Boxed in by Others, Italy Is Looking Out for Its Own Interests
Granted, signing up for the BRI does not come without risks. There is a risk that BRI financing could leave Italy further indebted, given that Italy, along with Greece, is already one of the two most indebted countries in the eurozone.
A second risk is that Italy will be perceived as drifting away from its traditional partners, other EU members and the United States. Yet, as Italy still suffers from the 2008 global financial crisis, feels betrayed by the United States because of the Libya disaster, and contends with being abandoned by Europe over the immigration and economic crises, Rome’s priority is to spur domestic economic growth. Other EU countries, especially France, may have expressed concerns about Italy’s engagement with China. But they have been quick to sign their own deals with Beijing too.

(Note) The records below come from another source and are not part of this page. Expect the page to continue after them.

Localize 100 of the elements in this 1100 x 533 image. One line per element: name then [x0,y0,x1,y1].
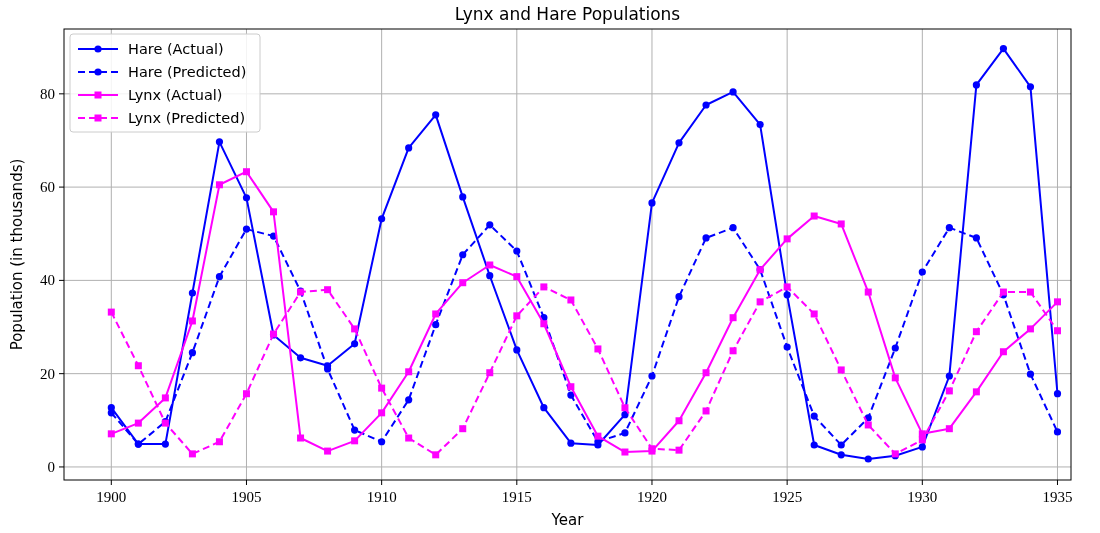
point [540,320,548,328]
point [540,404,548,412]
point [188,450,196,458]
point [432,310,440,318]
point [918,443,926,451]
point [351,437,359,445]
point [459,251,467,259]
point [405,396,413,404]
x-tick-label: 1915 [501,489,532,505]
point [161,394,169,402]
point [459,279,467,287]
point [351,426,359,434]
point [567,383,575,391]
point [972,234,980,242]
legend-label: Lynx (Predicted) [128,110,246,126]
point [324,286,332,294]
point [648,372,656,380]
point [296,354,305,362]
point [215,273,224,281]
point [513,247,521,255]
point [729,224,737,232]
point [351,340,359,348]
point [107,430,115,438]
point [810,310,818,318]
point [972,388,980,396]
point [242,194,251,202]
y-tick-label: 20 [40,365,55,382]
point [513,273,521,281]
legend-label: Lynx (Actual) [128,87,223,103]
point [810,412,818,420]
point [242,168,250,176]
x-tick-label: 1920 [636,489,667,505]
point [432,321,440,329]
x-tick-label: 1910 [366,489,397,505]
point [297,434,305,442]
point [242,225,251,233]
point [864,455,872,463]
x-tick-label: 1905 [231,489,262,505]
point [756,298,764,306]
point [161,440,169,448]
point [864,421,872,429]
point [513,312,521,320]
point [1053,428,1062,436]
point [621,448,629,456]
point [188,317,196,325]
point [918,436,926,444]
point [972,81,980,89]
point [675,139,683,147]
point [594,432,602,440]
point [810,441,818,449]
point [270,208,278,216]
chart-title: Lynx and Hare Populations [454,4,681,24]
point [378,409,386,417]
point [945,372,953,380]
x-tick-label: 1935 [1042,489,1073,505]
point [675,417,683,425]
point [378,384,386,392]
point [486,221,494,229]
point [675,293,683,301]
point [702,234,710,242]
point [1053,327,1061,335]
point [351,325,359,333]
point [945,425,953,433]
point [378,215,386,223]
point [810,212,818,220]
point [486,272,494,280]
point [864,288,872,296]
point [134,419,142,427]
point [837,220,845,228]
point [107,308,115,316]
point [1053,298,1061,306]
legend-label: Hare (Actual) [128,41,224,57]
point [594,345,602,353]
point [621,411,629,419]
point [486,369,494,377]
y-axis-title: Population (in thousands) [8,158,26,351]
point [783,343,791,351]
point [837,451,845,459]
point [999,44,1008,53]
point [242,390,250,398]
point [567,296,575,304]
point [702,407,710,415]
point [729,347,737,355]
point [567,439,575,447]
point [215,438,223,446]
point [432,111,440,119]
point [107,409,115,417]
point [324,447,332,455]
point [188,349,197,357]
point [648,199,656,207]
point [513,346,521,354]
point [432,451,440,459]
point [837,441,845,449]
point [378,438,386,446]
point [405,368,413,376]
y-tick-label: 60 [40,179,55,196]
point [540,283,548,291]
point [891,374,899,382]
point [486,261,494,269]
point [215,181,223,189]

In some respects, Italy’s Western partners have limited its choices. As for Washington, it was Trump’s dismissal of both the Trans-Pacific Partnership and the Transatlantic Trade and Investment Partnership trade deals that made the BRI so attractive to Rome in the first place. The BRI is now the only major global initiative designed to link Europe with Asia, in terms of infrastructure, trade, and finance. It is only natural that Italy wants a piece of the pie.